1-
Kendinizi tanıtır mısınız?
Ben, Türkan Albayrak. Düzceliyim. 26 yıldır çalışan bir işçiyim.
2-
Sakarya Hendek’te Havai fişek fabrikasında
patlama meydana geldi ve siz sonrasında oraya gittiniz. Neden hemen gitmek
istediniz ve neler gördünüz?
Hendek’teki fabrikadaki patlamayı ve ölen işçiler olduğunu basından
öğrendiğim. O anda orada olmayı, oradaki işçiler için bir şeyler yapmayı
istedim. Zira ekmek parası için sabahın körün de kalkıp işe gideriz. Akşam da
evimize dönmeyi sabırsızlıkla bekleriz. Coşkunlar havai fişek fabrikasında
çalışanlar artık evlerine dönemeyecekti. Bu duygular ile harekete geçtim ve
Sakarya/Hendek’e gitmeye karar verdim.
İşçilere nasıl ulaşabilirim diye düşündüm. Öncelikli olarak fabrikanın
bulunduğu köye gittik. Yol boyunca jandarma arabaları vardı. Patlamadan önce
halkla hiçbir ilişkisi olmayan devlet birden bire burada ki halka sahip çıkar
görünmeye çalmaktaydı. Fabrikanın yakına
yaklaşamadık. Köy’de çalışan işçileri buluruz diye kahvehaneye girdik. Köylüler çok misafirperver bir şekilde bizi
karşıladılar ve hemen sohbete başladık.
3-
Bölge halkı fabrika ve yaşanan patlama ile
ilgili ne söylüyor?
Kahvedekiler dertlerini anlatacak birisini bekliyor gibiydiler. Bizi
görünce sevindiler ve anlatmaya başladılar. Daha önce fabrikada çalışmış bir
işçi bu kazanın beklendiğini söyleyerek söze başladı. İş güvenliğine
uyulmadığını, gelen denetimcilerin göstermelik olarak gelip para aldıktan sonra
hiçbir sorun yokmuş gibi gittiklerini söyledi.
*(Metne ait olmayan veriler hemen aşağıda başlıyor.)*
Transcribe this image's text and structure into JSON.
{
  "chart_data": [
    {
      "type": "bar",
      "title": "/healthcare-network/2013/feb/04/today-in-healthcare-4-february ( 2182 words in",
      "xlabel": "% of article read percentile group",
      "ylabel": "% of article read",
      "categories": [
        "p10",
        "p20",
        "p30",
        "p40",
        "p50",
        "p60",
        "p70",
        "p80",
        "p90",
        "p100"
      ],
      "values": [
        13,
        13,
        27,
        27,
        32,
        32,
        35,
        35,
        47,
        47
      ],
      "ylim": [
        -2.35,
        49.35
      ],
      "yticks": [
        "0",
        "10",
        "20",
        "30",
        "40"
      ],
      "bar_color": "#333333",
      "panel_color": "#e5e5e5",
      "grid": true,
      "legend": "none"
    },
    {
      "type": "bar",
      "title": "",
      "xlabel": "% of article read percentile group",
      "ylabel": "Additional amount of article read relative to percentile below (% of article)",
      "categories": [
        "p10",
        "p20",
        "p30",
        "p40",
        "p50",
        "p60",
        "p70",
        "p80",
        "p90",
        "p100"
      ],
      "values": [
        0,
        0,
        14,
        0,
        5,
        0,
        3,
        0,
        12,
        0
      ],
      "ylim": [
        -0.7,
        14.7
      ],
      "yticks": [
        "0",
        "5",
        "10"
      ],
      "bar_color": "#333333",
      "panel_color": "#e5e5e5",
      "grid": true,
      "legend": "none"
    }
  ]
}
Fabrika kurulalı 12 yıl olduğunu ve böyle patlamaların sürekli olduğunu,
fakat diğer patlamaların küçük çaplı olduğunu, tek tek işçilerin öldüğünü ve
yaralandığını ama bunun çok gündeme gelmediğini sözlerine ekledi. Çalışma
koşullarının zorluğundan oradaki işten ayrıldığını ve başka bir fabrika da işe
başladığını belirtti. O gün patlama
sonrası çekilen resim ve videoları bizi verdi. Bunlar sosyal medya da
yayınlanmamış olanlardı. Resimleri görünce vahşetin resmini ve boyutunu görmüş
olduk. Parçalanmış bendeleri, ağaçlara aslı kalan bağırsakları, kopmuş ayakları
ve kanalar içinde kalan yerleri ve vücutları gördük… Burada ki işçiler ölü
sayısı 7 kişi ama bizce daha fazla dediler. Yaşanılan patlamanın boyutun yüksek
olduğunu, ölü sayısının da bu şekilde yüksek olacağını düşündüklerini
söylediler. Orada bulunan evlerin dahi hasar aldığını bahsettiler. Bizlerde
gözlerimizle evlerin hasarlar aldığını gördük… Patlamanın yaşandığı fabrika da
çalışan işçilerin adreslerini sorduk ve kahveden ayrıldık. Gittiğimiz evlerde
ise kimseyi bulmadık… Bir kapı’da ise çalışan işçiye ulaşamadık ama bizi gören
başka bir kadın çıktı kapıya. Oda hemen
olan biteni anlatmaya başladı. Fabrika da daha önce 8 gün çalışmış işten
ayrılmasını kendi yorumu ile ‘‘bizi saniyeler ile yarıştırıyorlardı dayanamadım
işten ayrıldım’’ şeklinde ifade etti.
Patlamanın sonucu olarak her yerin sallandığını anlattı. MÜSİAD’ın
düzenlediği akşam yemeğinden haberi olduğunu söyledi. ‘’Utanmadan birde akşam
yemeği yiyorlar’ ‘ şeklinde tepki gösterdi. ‘’Kesinlikle bu fabrikayı bura da
istemiyoruz. Sabah vali kayamamam geldi bize 10.000 lira para verelim susun’’diyorlar.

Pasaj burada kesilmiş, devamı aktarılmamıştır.